Britain’s politicians must urgently get their act together after the Brexit vote and, if they fail to come up with a credible “Plan B” with a free trade agreement, sterling could fall towards parity with the dollar, Allianz economist Mohamed El-Erian has said.
El-Erian, chief economic adviser to Europe’s largest insurer, which has around €1.3 trillion ($1.4 trillion) under management, said Britain faced greater structural uncertainty, lower economic growth and a higher risk of recession after the vote.
But El-Erian, who was CEO of the Allianz-owned investment manager Pimco from 2007 to 2014, said much depended on whether politicians were able to provide a credible and swift “Plan B” that included a free trade agreement with the EU.
“After the Brexit referendum, the UK has to urgently get its political act together,” El-Erian told Reuters in a telephone interview from Newport Beach, California.
“‘Plan B’ depends on the politicians in London and across the Channel, but so far they have not stepped up to their economic governance responsibilities.”
The Brexit vote thrust Britain into its worst political crisis in modern times, with both major parties in turmoil and investors left guessing about how the future relationship with the EU will look.
David Cameron, who called the referendum, is stepping down as prime minister and his Conservative Party is selecting a successor whose main job will be to negotiate an exit from the EU.
Sterling dipped to a 31-year-low below $1.28 on Wednesday, having stood at $1.50 on June 23, the day of the referendum.
“Think of sterling as facing a double whammy with no strong anchor,” El-Erian said.
He said there was concern on both the current account and capital account due to uncertainty about future trading relations and inflows of investment, while the Bank of England could not provide the anchor of higher interest rates.
“The future value of sterling is a function of how and how quickly the structural uncertainty is resolved—if Plan B is delayed and/or it doesn’t involve much of a free trade set-up with the EU, it is not inconceivable for sterling to head to parity with the U.S. dollar.
“If, however, there is agreement between the UK and its European partners on a new arrangement that allows for sufficient free trade access, sterling could end up appreciating from its current levels.”
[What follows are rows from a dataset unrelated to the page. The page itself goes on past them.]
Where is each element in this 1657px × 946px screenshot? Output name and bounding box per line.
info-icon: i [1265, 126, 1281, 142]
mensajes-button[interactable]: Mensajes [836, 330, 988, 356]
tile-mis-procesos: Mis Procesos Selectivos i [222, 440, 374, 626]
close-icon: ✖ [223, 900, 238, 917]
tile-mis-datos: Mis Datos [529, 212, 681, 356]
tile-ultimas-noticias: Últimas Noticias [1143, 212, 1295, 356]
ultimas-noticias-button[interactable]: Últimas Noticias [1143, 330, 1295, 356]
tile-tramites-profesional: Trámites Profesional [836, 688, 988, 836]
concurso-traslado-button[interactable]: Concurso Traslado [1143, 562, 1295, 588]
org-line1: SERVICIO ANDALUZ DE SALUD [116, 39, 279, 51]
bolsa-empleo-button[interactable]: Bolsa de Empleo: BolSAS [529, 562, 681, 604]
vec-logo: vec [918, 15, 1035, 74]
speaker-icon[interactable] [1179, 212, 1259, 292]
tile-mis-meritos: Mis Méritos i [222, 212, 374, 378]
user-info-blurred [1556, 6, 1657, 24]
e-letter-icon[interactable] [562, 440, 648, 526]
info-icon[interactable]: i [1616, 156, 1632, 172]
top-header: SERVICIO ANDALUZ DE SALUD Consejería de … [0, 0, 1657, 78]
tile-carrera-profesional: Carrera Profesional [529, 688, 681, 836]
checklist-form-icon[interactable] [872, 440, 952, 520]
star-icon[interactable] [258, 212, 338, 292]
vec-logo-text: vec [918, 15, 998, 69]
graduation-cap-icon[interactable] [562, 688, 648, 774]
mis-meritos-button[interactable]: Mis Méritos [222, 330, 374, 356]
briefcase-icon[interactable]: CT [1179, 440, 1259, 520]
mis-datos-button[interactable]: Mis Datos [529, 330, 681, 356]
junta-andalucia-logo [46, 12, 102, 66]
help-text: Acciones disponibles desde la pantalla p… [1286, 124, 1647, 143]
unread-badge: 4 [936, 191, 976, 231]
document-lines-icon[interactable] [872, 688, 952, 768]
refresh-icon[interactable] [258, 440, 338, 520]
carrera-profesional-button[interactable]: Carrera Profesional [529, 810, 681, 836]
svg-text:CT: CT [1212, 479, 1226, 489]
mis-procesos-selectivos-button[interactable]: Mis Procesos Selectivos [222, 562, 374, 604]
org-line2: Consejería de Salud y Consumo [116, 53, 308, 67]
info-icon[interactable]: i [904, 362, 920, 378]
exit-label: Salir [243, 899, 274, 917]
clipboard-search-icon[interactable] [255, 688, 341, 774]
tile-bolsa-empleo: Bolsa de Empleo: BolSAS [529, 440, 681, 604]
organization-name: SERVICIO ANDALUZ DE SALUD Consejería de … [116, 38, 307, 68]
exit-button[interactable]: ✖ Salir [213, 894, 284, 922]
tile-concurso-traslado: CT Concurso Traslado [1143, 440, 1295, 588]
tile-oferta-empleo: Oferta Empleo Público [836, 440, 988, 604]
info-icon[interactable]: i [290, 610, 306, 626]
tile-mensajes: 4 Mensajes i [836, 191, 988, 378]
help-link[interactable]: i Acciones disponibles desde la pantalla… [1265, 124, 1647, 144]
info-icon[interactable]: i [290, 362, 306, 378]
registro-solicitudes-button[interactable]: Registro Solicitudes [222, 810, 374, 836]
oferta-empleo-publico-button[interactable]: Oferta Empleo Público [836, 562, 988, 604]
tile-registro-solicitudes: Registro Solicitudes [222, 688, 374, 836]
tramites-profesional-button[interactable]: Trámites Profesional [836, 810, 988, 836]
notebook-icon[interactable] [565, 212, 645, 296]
Asked if Britain was really going to leave the EU, El-Erian said: “No one knows for sure.”
“What Britain is realizing is that you cannot replace something with nothing, so there is understandably a go-slow approach on the part of the political class.”
He said some sort of free trade arrangement with Europe was in the interests of both sides. “But it is not going to be a smooth road—it is going to be bumpy and there are going to be a lot of uncertainties and heated negotiations.”
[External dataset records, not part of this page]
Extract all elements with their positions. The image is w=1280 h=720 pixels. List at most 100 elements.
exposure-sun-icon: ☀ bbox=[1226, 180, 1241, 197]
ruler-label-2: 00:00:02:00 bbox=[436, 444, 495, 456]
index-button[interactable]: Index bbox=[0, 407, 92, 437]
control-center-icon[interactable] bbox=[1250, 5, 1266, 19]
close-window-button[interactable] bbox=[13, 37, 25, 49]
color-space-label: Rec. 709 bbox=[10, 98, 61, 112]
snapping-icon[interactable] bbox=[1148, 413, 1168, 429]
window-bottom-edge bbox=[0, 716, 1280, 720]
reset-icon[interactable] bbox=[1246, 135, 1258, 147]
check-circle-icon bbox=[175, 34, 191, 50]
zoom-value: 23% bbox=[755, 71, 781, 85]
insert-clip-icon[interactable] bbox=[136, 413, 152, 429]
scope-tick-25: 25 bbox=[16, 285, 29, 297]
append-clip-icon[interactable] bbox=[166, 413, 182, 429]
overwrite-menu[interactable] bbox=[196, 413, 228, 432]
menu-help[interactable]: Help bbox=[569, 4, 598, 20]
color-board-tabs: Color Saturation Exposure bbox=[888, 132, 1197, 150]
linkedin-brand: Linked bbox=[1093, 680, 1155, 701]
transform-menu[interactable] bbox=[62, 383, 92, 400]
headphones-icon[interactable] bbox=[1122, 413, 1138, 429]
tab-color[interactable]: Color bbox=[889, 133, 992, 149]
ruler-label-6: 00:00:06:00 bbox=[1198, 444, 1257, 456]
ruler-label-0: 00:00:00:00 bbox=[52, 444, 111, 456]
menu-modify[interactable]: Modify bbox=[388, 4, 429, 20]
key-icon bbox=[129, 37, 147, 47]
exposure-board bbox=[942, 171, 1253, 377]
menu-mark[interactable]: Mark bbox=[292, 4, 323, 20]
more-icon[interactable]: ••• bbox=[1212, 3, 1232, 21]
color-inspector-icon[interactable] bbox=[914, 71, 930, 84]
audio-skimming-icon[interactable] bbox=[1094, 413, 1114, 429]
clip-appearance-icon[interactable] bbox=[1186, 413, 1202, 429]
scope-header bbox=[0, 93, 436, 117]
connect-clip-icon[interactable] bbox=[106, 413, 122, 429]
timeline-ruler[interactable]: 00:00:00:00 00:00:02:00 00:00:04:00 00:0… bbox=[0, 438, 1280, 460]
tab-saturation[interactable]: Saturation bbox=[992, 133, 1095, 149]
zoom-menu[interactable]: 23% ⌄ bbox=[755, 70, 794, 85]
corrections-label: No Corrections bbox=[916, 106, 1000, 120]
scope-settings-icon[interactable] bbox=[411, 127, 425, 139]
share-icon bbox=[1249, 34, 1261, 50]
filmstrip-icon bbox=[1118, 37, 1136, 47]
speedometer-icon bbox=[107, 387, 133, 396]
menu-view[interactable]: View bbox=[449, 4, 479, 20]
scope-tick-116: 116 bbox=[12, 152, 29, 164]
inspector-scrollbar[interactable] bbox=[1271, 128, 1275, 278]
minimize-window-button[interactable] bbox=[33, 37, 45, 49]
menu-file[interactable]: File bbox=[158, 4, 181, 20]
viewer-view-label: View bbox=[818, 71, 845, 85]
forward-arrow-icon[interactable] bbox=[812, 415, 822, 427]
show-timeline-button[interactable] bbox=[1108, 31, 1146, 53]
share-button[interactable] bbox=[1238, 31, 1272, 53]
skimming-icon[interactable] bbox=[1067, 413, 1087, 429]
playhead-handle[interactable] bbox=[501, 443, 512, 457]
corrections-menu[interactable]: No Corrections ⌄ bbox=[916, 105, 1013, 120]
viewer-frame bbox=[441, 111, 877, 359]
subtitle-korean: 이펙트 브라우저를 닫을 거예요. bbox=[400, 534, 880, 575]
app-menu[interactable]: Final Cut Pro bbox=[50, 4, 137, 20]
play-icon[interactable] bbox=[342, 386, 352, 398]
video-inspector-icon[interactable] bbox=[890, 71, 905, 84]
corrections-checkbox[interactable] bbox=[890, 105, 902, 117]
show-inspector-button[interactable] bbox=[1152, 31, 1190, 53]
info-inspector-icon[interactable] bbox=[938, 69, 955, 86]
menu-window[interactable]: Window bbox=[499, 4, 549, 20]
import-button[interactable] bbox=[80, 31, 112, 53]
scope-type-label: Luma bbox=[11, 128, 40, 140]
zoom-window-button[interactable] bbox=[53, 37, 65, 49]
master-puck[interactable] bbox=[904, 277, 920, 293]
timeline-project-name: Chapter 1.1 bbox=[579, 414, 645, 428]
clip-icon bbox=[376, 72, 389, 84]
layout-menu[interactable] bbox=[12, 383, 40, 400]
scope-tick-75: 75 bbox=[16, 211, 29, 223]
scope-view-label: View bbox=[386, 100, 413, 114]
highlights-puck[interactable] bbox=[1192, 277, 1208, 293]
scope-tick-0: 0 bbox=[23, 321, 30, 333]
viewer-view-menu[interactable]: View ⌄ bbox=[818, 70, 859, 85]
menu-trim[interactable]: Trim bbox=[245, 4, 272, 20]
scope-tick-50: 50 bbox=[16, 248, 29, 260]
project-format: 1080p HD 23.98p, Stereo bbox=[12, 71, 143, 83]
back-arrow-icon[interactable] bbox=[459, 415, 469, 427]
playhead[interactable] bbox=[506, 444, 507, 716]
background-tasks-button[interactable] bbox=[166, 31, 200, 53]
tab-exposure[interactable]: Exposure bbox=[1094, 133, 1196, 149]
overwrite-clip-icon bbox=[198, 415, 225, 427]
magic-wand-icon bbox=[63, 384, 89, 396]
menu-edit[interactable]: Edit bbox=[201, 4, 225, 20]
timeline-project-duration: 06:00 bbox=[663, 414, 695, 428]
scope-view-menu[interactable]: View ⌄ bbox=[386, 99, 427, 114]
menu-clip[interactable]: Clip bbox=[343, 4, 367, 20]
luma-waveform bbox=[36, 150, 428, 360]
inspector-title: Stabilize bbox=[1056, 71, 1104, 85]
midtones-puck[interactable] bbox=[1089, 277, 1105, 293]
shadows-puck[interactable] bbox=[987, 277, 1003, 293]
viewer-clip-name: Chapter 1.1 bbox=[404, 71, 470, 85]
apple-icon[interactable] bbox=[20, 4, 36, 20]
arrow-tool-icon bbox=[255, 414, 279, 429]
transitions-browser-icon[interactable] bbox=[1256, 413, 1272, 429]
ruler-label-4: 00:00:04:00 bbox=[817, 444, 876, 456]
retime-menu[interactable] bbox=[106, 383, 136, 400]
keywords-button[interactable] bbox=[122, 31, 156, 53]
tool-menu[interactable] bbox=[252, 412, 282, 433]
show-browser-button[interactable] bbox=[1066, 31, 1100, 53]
El-Erian said London, which major U.S. and British banks use as a platform to sell into Europe, would remain the second global financial center after New York despite Brexit.
Despite stiffer competition from Frankfurt, Paris, Dublin and Amsterdam, “no one will reach critical mass to challenge London’s overall European dominance.”
He said he would be inclined to hold off investing in British banks due to lower interest rates and expectations of slower economic growth, but that there were buying opportunities.
Three British commercial property funds worth about 10 billion pounds suspended trading this week while Bank of England Governor Mark Carney said the financial risks of Brexit “have begun to crystallize.”
“There will be lots of attractive opportunities elsewhere in the UK,” El-Erian said. “We are starting to see that slowly emerge with commercial real estate, albeit we are at the very initial phases still.”
El-Erian said the collapse of long-term government bond yields was due to lower growth prospects and the likelihood that central banks would be more aggressive with stimulus.
“I expect the Bank of England to cut rates and I expect the ECB to do more QE, as will the Bank of Japan. Combine that with lower growth prospects and the higher probability of a recession and you get lower yields,” he said.
He praised Carney’s handling of the Brexit turmoil: “If it were not for his steady hand, the financial instability that Britain faces would have been a lot higher.”
El-Erian said that European investors in search of positive rates and the possibility of a currency appreciation had shifted money towards U.S. bonds.
“While the U.S. is in a better place economically and policy-wise, its yield curve has been captured by Europe—so while the U.S. controls its economic destiny, it does not control its yield curve,” he said.